Ben zaten Türkiye'de en iyiydim, ama bu yetmiyordu. Türkiye de en iyi olup çıkıp yurt dışında yarışmalarda ezilmek istemiyordum. Türkiye'den ayrılmadan önce seviyem durağanlaşınca daha önce yurt dışı yarışmalarda kendilerini geçtiğim sporcular beni geride bırakmaya basladı. Bu da beni çok üzüyordu. Sonunda iyice geride kalacağımı anlayınca Kanada'ya göç etmek ve burada çıkış yollara aramaya karar verdik zaten. Benim Türkiye'de birinci olmam sadece beni Türkiye Sampiyonu yapacaktı ama Türkiye'ye bir şey kazandırmayacaktı. Evinizin de en sevimli veya en zeki çocuğu olan ama ilkokula başlayınca sınıfın alt seviyelerinde veya ortalarında kalan cocuklar gibi olmak istemiyordum.

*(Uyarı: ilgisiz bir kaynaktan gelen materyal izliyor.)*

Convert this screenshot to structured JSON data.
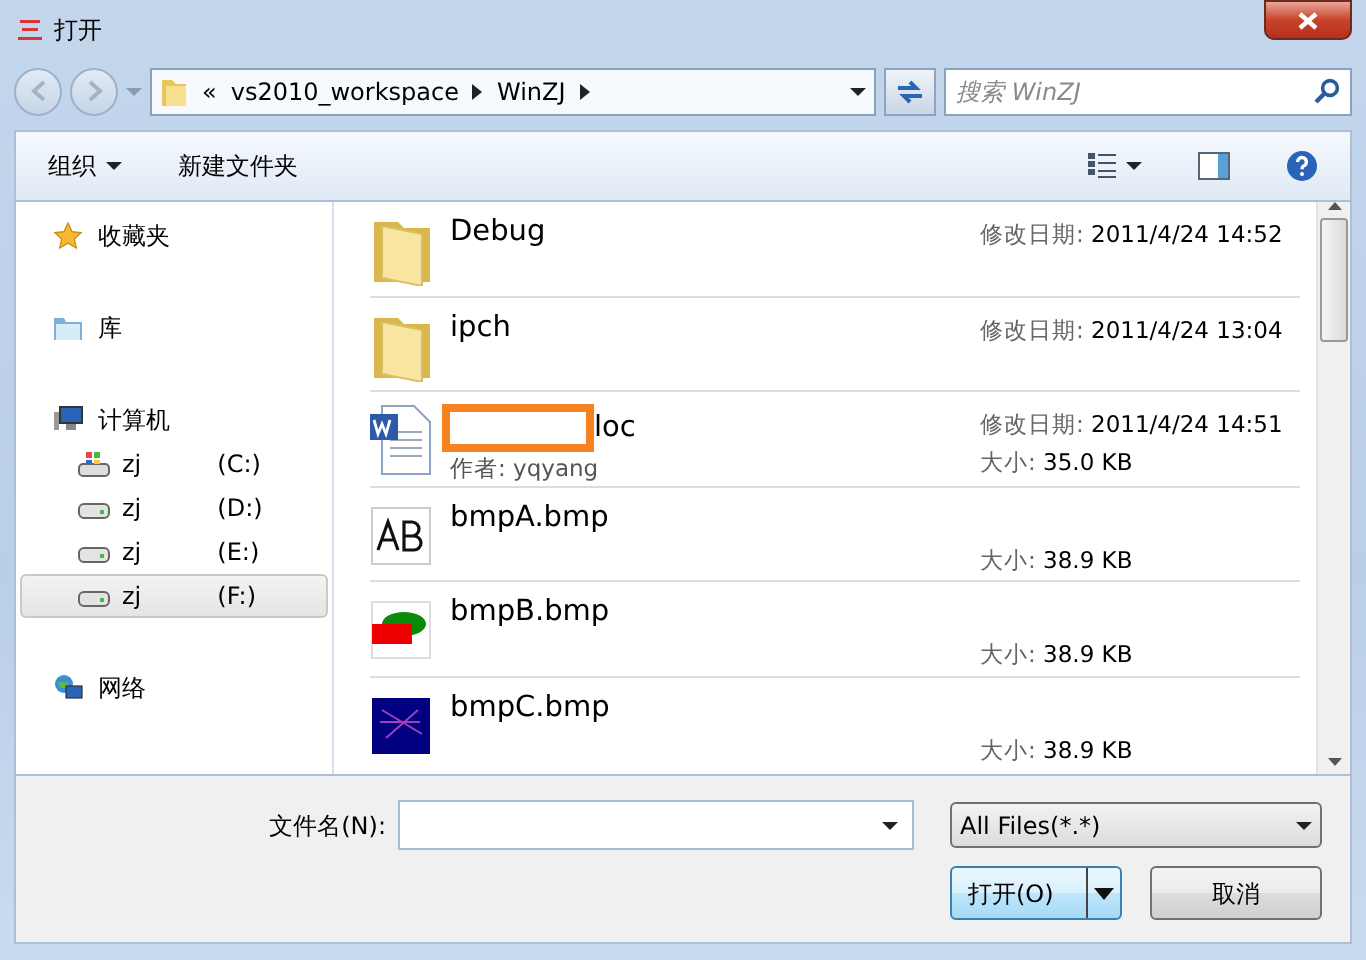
{
  "window": {
    "title": "打开"
  },
  "nav": {
    "back_disabled": true,
    "forward_disabled": true,
    "breadcrumb": [
      "«",
      "vs2010_workspace",
      "WinZJ"
    ]
  },
  "search": {
    "placeholder": "搜索 WinZJ"
  },
  "toolbar": {
    "organize": "组织",
    "new_folder": "新建文件夹"
  },
  "sidebar": [
    {
      "label": "收藏夹",
      "kind": "favorites",
      "selected": false
    },
    {
      "label": "库",
      "kind": "library",
      "selected": false
    },
    {
      "label": "计算机",
      "kind": "computer",
      "selected": false,
      "children": [
        {
          "label": "zj",
          "drive": "(C:)",
          "kind": "system-drive",
          "selected": false
        },
        {
          "label": "zj",
          "drive": "(D:)",
          "kind": "drive",
          "selected": false
        },
        {
          "label": "zj",
          "drive": "(E:)",
          "kind": "drive",
          "selected": false
        },
        {
          "label": "zj",
          "drive": "(F:)",
          "kind": "drive",
          "selected": true
        }
      ]
    },
    {
      "label": "网络",
      "kind": "network",
      "selected": false
    }
  ],
  "files": [
    {
      "name": "Debug",
      "kind": "folder",
      "meta": [
        {
          "label": "修改日期:",
          "value": "2011/4/24 14:52"
        }
      ]
    },
    {
      "name": "ipch",
      "kind": "folder",
      "meta": [
        {
          "label": "修改日期:",
          "value": "2011/4/24 13:04"
        }
      ]
    },
    {
      "name": "loc",
      "kind": "doc",
      "redacted": true,
      "meta_left": "作者: yqyang",
      "meta": [
        {
          "label": "修改日期:",
          "value": "2011/4/24 14:51"
        },
        {
          "label": "大小:",
          "value": "35.0 KB"
        }
      ]
    },
    {
      "name": "bmpA.bmp",
      "kind": "bmp-text",
      "meta": [
        {
          "label": "大小:",
          "value": "38.9 KB"
        }
      ]
    },
    {
      "name": "bmpB.bmp",
      "kind": "bmp-shape",
      "meta": [
        {
          "label": "大小:",
          "value": "38.9 KB"
        }
      ]
    },
    {
      "name": "bmpC.bmp",
      "kind": "bmp-dark",
      "meta": [
        {
          "label": "大小:",
          "value": "38.9 KB"
        }
      ]
    }
  ],
  "filename": {
    "label": "文件名(N):"
  },
  "filetype": {
    "value": "All Files(*.*)"
  },
  "buttons": [
    {
      "label": "打开(O)",
      "kind": "split",
      "default": true
    },
    {
      "label": "取消",
      "kind": "plain",
      "default": false
    }
  ]
}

"YENİ HAYAT İÇİN AİLEM MÜLKLERİNİ SATTI"
-Ailen ile Kanada'ya yerleşme hikâyen var. Şimdi orada burslu musun, devletten mi özel bir destek alıyorsun ya da federasyon mu çalışmalarını finanse ediyor. Kapsamlı bir bilgi alabilir miyim lütfen?

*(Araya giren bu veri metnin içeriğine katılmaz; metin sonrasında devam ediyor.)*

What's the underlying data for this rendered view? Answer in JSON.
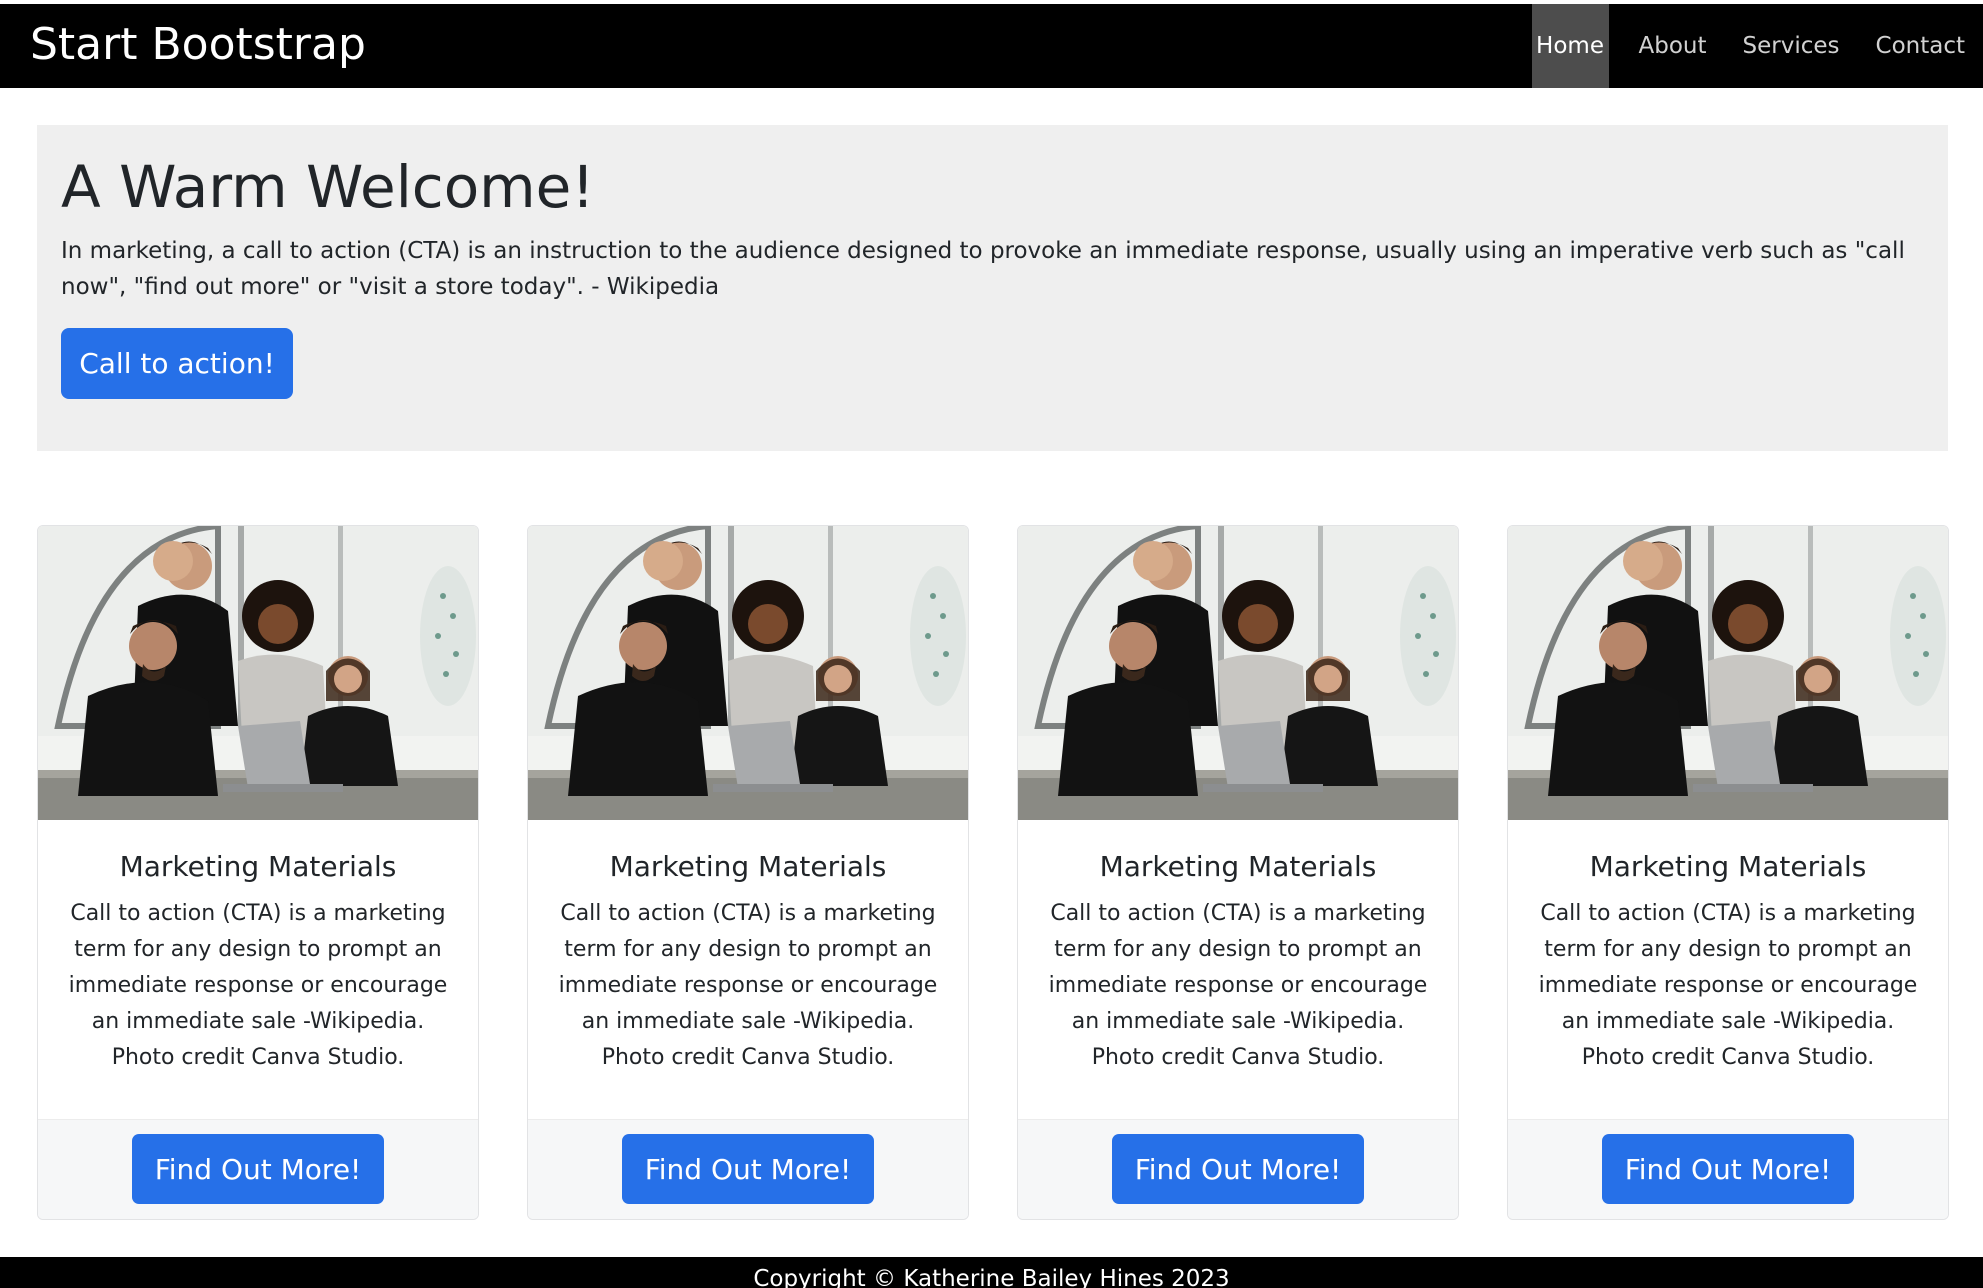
{
  "navbar": {
    "brand": "Start Bootstrap",
    "links": [
      "Home",
      "About",
      "Services",
      "Contact"
    ],
    "active": "Home"
  },
  "hero": {
    "title": "A Warm Welcome!",
    "text": "In marketing, a call to action (CTA) is an instruction to the audience designed to provoke an immediate response, usually using an imperative verb such as \"call now\", \"find out more\" or \"visit a store today\". - Wikipedia",
    "button_label": "Call to action!"
  },
  "cards": [
    {
      "title": "Marketing Materials",
      "text": "Call to action (CTA) is a marketing term for any design to prompt an immediate response or encourage an immediate sale -Wikipedia. Photo credit Canva Studio.",
      "button_label": "Find Out More!"
    },
    {
      "title": "Marketing Materials",
      "text": "Call to action (CTA) is a marketing term for any design to prompt an immediate response or encourage an immediate sale -Wikipedia. Photo credit Canva Studio.",
      "button_label": "Find Out More!"
    },
    {
      "title": "Marketing Materials",
      "text": "Call to action (CTA) is a marketing term for any design to prompt an immediate response or encourage an immediate sale -Wikipedia. Photo credit Canva Studio.",
      "button_label": "Find Out More!"
    },
    {
      "title": "Marketing Materials",
      "text": "Call to action (CTA) is a marketing term for any design to prompt an immediate response or encourage an immediate sale -Wikipedia. Photo credit Canva Studio.",
      "button_label": "Find Out More!"
    }
  ],
  "footer": {
    "text": "Copyright © Katherine Bailey Hines 2023"
  },
  "colors": {
    "navbar_bg": "#000000",
    "active_nav_bg": "#4d4d4d",
    "primary": "#2670e8",
    "hero_bg": "#efefef"
  }
}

Kanada'ya tamamen kendi kararımızla ve ciddi bir risk alarak geldik. Yillarca mücadele etti ailem. Burada çok zorluk çektiler. Son bir kaç yıla kadar. Ailem, işleri düzelene kadar hiç bir zaman gelirimiz yüksek paten giderlerimi karşılayamadı. Bu durumda da daha once Türkiye'deyken sahip oldukları mülklerini sırasıyla satarak bütçemize ilave ettiler. Gerektiğinde günde 3 iş yaparak karşıladılar masraflarımı. Kanada'yı temsil etmediğim için buradan herhangi bir destek almam da soz konusu değildi zaten. 2006'nın Mayıs ayında Türkiye'de iken GSGM Genel Müdürü Mehmet Atalay Bey'i Federasyon Başkanımızla ziyaretimiz esnasında söz verdiği şekilde Haziran ayından itibaren yarışma ve antrenman masraflarımın büyük bir kısmını karşılıyorlar.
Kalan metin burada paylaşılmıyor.